[SOLVED] awk: remove the last character in the file

cristalp · 11-02-2011, 05:03 AM

Dear Experts,

I have a file with multiple lines inside which looks like:

Code:

aaaaaaaaaaaaaaaa,
bbbbbbbbbbbbbbbb,
cccccccccccccccc,
dddddddddddddddd,
eeeeeeeeeeeeeeee,

I want to remove the last comma in the last line. The output file should look like:

Code:

aaaaaaaaaaaaaaaa,
bbbbbbbbbbbbbbbb,
cccccccccccccccc,
dddddddddddddddd,
eeeeeeeeeeeeeeee

I tried

Code:

awk '{gsub(/,$/,"");print}' FILENAME

and

Code:

sed 's#[\]$##' FILENAME

Both of these code remove all the comma in the file, which is not what I pursued. So, How could I just remove the last comma simply by awk?

Thanks a lot!

crts · 11-02-2011, 05:24 AM

Hi,

if the last line is not a blank line, i.e. the line which you want the comma removed then you could try something like:

Code:

sed '$ s/,$//' file

Nominal Animal · 11-02-2011, 08:32 AM

This GNU awk snippet keeps newlines intact, and removes the final comma even if there are empty lines following it:

Code:

gawk 'BEGIN { RS=",[\t\n\v\f\r ]*[\n\r]+" } { printf("%s%s", nl, $0) ; nl=RT } END { sub(/^\,/, "", nl); printf("%s", nl) }'

The idea is to use a record (line) separator consisting of a comma, optional whitespace, and one or more newlines. Using the automatic variable RT provided by GNU awk, we retain the record separators; we only output it just before the next record. When all records have been output, the comma (if any) is stripped from the final record separator, and the final separator is output.

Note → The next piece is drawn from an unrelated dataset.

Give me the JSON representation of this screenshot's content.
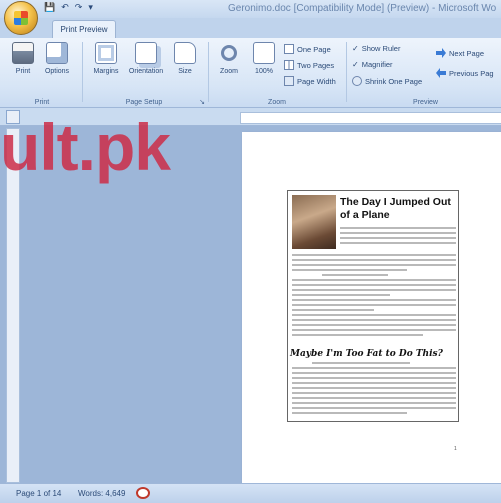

The end result is that the file stays exactly the same, except when there is a final comma followed by (optional whitespace) and at least one newline; then the comma is stripped away.

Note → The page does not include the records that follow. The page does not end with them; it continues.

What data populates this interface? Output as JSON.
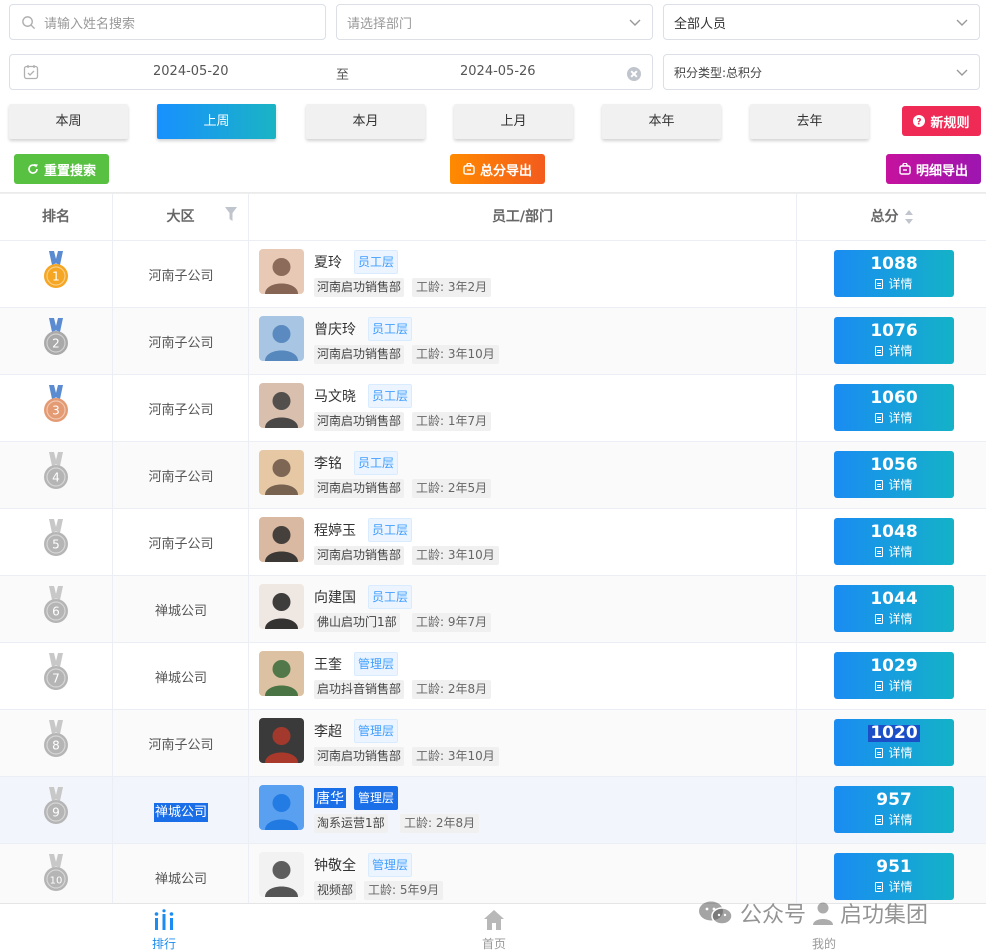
{
  "filters": {
    "search_placeholder": "请输入姓名搜索",
    "dept_placeholder": "请选择部门",
    "people_value": "全部人员",
    "date_start": "2024-05-20",
    "date_to": "至",
    "date_end": "2024-05-26",
    "type_value": "积分类型:总积分"
  },
  "periods": [
    "本周",
    "上周",
    "本月",
    "上月",
    "本年",
    "去年"
  ],
  "active_period": "上周",
  "actions": {
    "new_rule": "新规则",
    "reset": "重置搜索",
    "total_export": "总分导出",
    "detail_export": "明细导出"
  },
  "columns": {
    "rank": "排名",
    "region": "大区",
    "employee": "员工/部门",
    "score": "总分"
  },
  "rows": [
    {
      "rank": "1",
      "region": "河南子公司",
      "name": "夏玲",
      "level": "员工层",
      "dept": "河南启功销售部",
      "tenure": "工龄: 3年2月",
      "score": "1088",
      "detail": "详情"
    },
    {
      "rank": "2",
      "region": "河南子公司",
      "name": "曾庆玲",
      "level": "员工层",
      "dept": "河南启功销售部",
      "tenure": "工龄: 3年10月",
      "score": "1076",
      "detail": "详情"
    },
    {
      "rank": "3",
      "region": "河南子公司",
      "name": "马文晓",
      "level": "员工层",
      "dept": "河南启功销售部",
      "tenure": "工龄: 1年7月",
      "score": "1060",
      "detail": "详情"
    },
    {
      "rank": "4",
      "region": "河南子公司",
      "name": "李铭",
      "level": "员工层",
      "dept": "河南启功销售部",
      "tenure": "工龄: 2年5月",
      "score": "1056",
      "detail": "详情"
    },
    {
      "rank": "5",
      "region": "河南子公司",
      "name": "程婷玉",
      "level": "员工层",
      "dept": "河南启功销售部",
      "tenure": "工龄: 3年10月",
      "score": "1048",
      "detail": "详情"
    },
    {
      "rank": "6",
      "region": "禅城公司",
      "name": "向建国",
      "level": "员工层",
      "dept": "佛山启功门1部",
      "tenure": "工龄: 9年7月",
      "score": "1044",
      "detail": "详情"
    },
    {
      "rank": "7",
      "region": "禅城公司",
      "name": "王奎",
      "level": "管理层",
      "dept": "启功抖音销售部",
      "tenure": "工龄: 2年8月",
      "score": "1029",
      "detail": "详情"
    },
    {
      "rank": "8",
      "region": "河南子公司",
      "name": "李超",
      "level": "管理层",
      "dept": "河南启功销售部",
      "tenure": "工龄: 3年10月",
      "score": "1020",
      "detail": "详情"
    },
    {
      "rank": "9",
      "region": "禅城公司",
      "name": "唐华",
      "level": "管理层",
      "dept": "淘系运营1部",
      "tenure": "工龄: 2年8月",
      "score": "957",
      "detail": "详情"
    },
    {
      "rank": "10",
      "region": "禅城公司",
      "name": "钟敬全",
      "level": "管理层",
      "dept": "视频部",
      "tenure": "工龄: 5年9月",
      "score": "951",
      "detail": "详情"
    }
  ],
  "medal_colors": {
    "gold": "#f5a623",
    "silver": "#a9a9a9",
    "bronze": "#e49a72",
    "grey": "#b5b5b5",
    "ribbon": "#5b8bd0"
  },
  "nav": {
    "rank": "排行",
    "home": "首页",
    "mine": "我的"
  },
  "watermark": {
    "text1": "公众号",
    "text2": "启功集团"
  }
}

Note that if there is no newline after the final comma, i.e. the comma is the last character in the file (except for optional spaces and tabs), it is not stripped. If you suspect you may have such files, better use a slightly more complicated variant that handles that case too:

Code:

gawk 'BEGIN { RS=",[\t\n\v\f\r ]*[\n\r]+" } { printf("%s%s", ln, nl); ln = $0; nl = RT } END { if (length(nl) > 0) printf("%s%s", ln, gensub(/^,/, "", "g", nl)); else printf("%s", gensub(/,([\t\v\f ]*)$/, "\\1", "g", ln)) }'

Reuti · 11-03-2011, 08:26 AM

Will you feed this to any other application and need the final LF? Otherwise the head command might work too:

Code:

$ head -c -2 FILENAME

But it will remove the comma plus the final LF.

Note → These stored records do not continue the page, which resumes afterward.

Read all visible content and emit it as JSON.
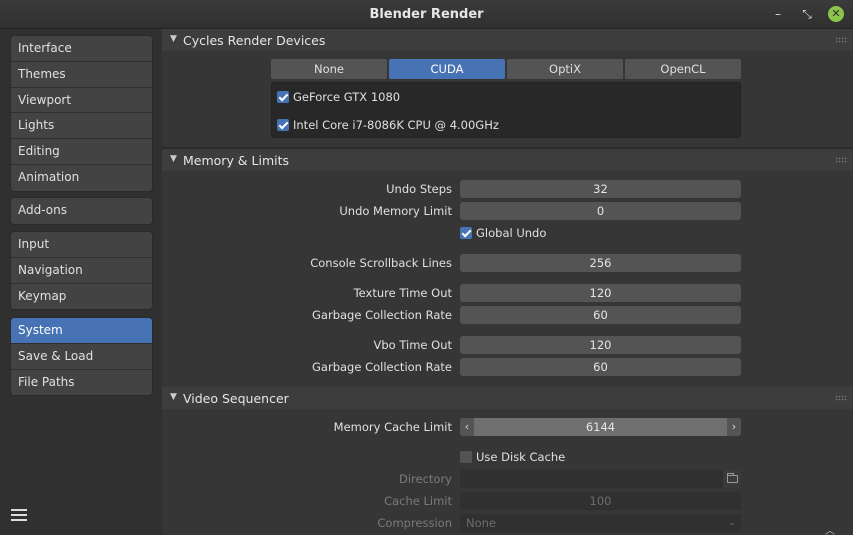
{
  "window": {
    "title": "Blender Render"
  },
  "window_controls": {
    "minimize": "–",
    "maximize": "⤡",
    "close": "✕"
  },
  "sidebar": {
    "groups": [
      [
        "Interface",
        "Themes",
        "Viewport",
        "Lights",
        "Editing",
        "Animation"
      ],
      [
        "Add-ons"
      ],
      [
        "Input",
        "Navigation",
        "Keymap"
      ],
      [
        "System",
        "Save & Load",
        "File Paths"
      ]
    ],
    "active": "System"
  },
  "cycles": {
    "title": "Cycles Render Devices",
    "tabs": [
      "None",
      "CUDA",
      "OptiX",
      "OpenCL"
    ],
    "active_tab": "CUDA",
    "devices": [
      {
        "name": "GeForce GTX 1080",
        "checked": true
      },
      {
        "name": "Intel Core i7-8086K CPU @ 4.00GHz",
        "checked": true
      }
    ]
  },
  "memory": {
    "title": "Memory & Limits",
    "undo_steps_label": "Undo Steps",
    "undo_steps": "32",
    "undo_memory_label": "Undo Memory Limit",
    "undo_memory": "0",
    "global_undo_label": "Global Undo",
    "global_undo": true,
    "console_label": "Console Scrollback Lines",
    "console": "256",
    "texture_timeout_label": "Texture Time Out",
    "texture_timeout": "120",
    "gc_rate_label": "Garbage Collection Rate",
    "gc_rate": "60",
    "vbo_timeout_label": "Vbo Time Out",
    "vbo_timeout": "120",
    "vbo_gc_rate_label": "Garbage Collection Rate",
    "vbo_gc_rate": "60"
  },
  "sequencer": {
    "title": "Video Sequencer",
    "memory_cache_label": "Memory Cache Limit",
    "memory_cache": "6144",
    "use_disk_cache_label": "Use Disk Cache",
    "use_disk_cache": false,
    "directory_label": "Directory",
    "directory": "",
    "cache_limit_label": "Cache Limit",
    "cache_limit": "100",
    "compression_label": "Compression",
    "compression": "None"
  },
  "icons": {
    "arrow_left": "‹",
    "arrow_right": "›",
    "panel_expanded": "▼",
    "dropdown": "⌄",
    "scroll_up": "︿"
  },
  "colors": {
    "accent": "#4772b3",
    "panel_header": "#3d3d3d",
    "field": "#545454",
    "close_button": "#8cc34a"
  }
}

cristalp · 11-03-2011, 09:47 AM

Quote:

Originally Posted by Reuti

Will you feed this to any other application and need the final LF? Otherwise the head command might work too:

Code:

$ head -c -2 FILENAME

But it will remove the comma plus the final LF.

This is really smart!! Thanks!!!

cristalp · 11-03-2011, 10:19 AM

Quote:

Originally Posted by Nominal Animal

This GNU awk snippet keeps newlines intact, and removes the final comma even if there are empty lines following it:

Code:

gawk 'BEGIN { RS=",[\t\n\v\f\r ]*[\n\r]+" } { printf("%s%s", nl, $0) ; nl=RT } END { sub(/^\,/, "", nl); printf("%s", nl) }'

The idea is to use a record (line) separator consisting of a comma, optional whitespace, and one or more newlines. Using the automatic variable RT provided by GNU awk, we retain the record separators; we only output it just before the next record. When all records have been output, the comma (if any) is stripped from the final record separator, and the final separator is output.

The end result is that the file stays exactly the same, except when there is a final comma followed by (optional whitespace) and at least one newline; then the comma is stripped away.

Note that if there is no newline after the final comma, i.e. the comma is the last character in the file (except for optional spaces and tabs), it is not stripped. If you suspect you may have such files, better use a slightly more complicated variant that handles that case too:

Code:

gawk 'BEGIN { RS=",[\t\n\v\f\r ]*[\n\r]+" } { printf("%s%s", ln, nl); ln = $0; nl = RT } END { if (length(nl) > 0) printf("%s%s", ln, gensub(/^,/, "", "g", nl)); else printf("%s", gensub(/,([\t\v\f ]*)$/, "\\1", "g", ln)) }'

I got the point, thanks for the detailed explanation!!! I do not even know the variable RT before. It seems a really powerful application.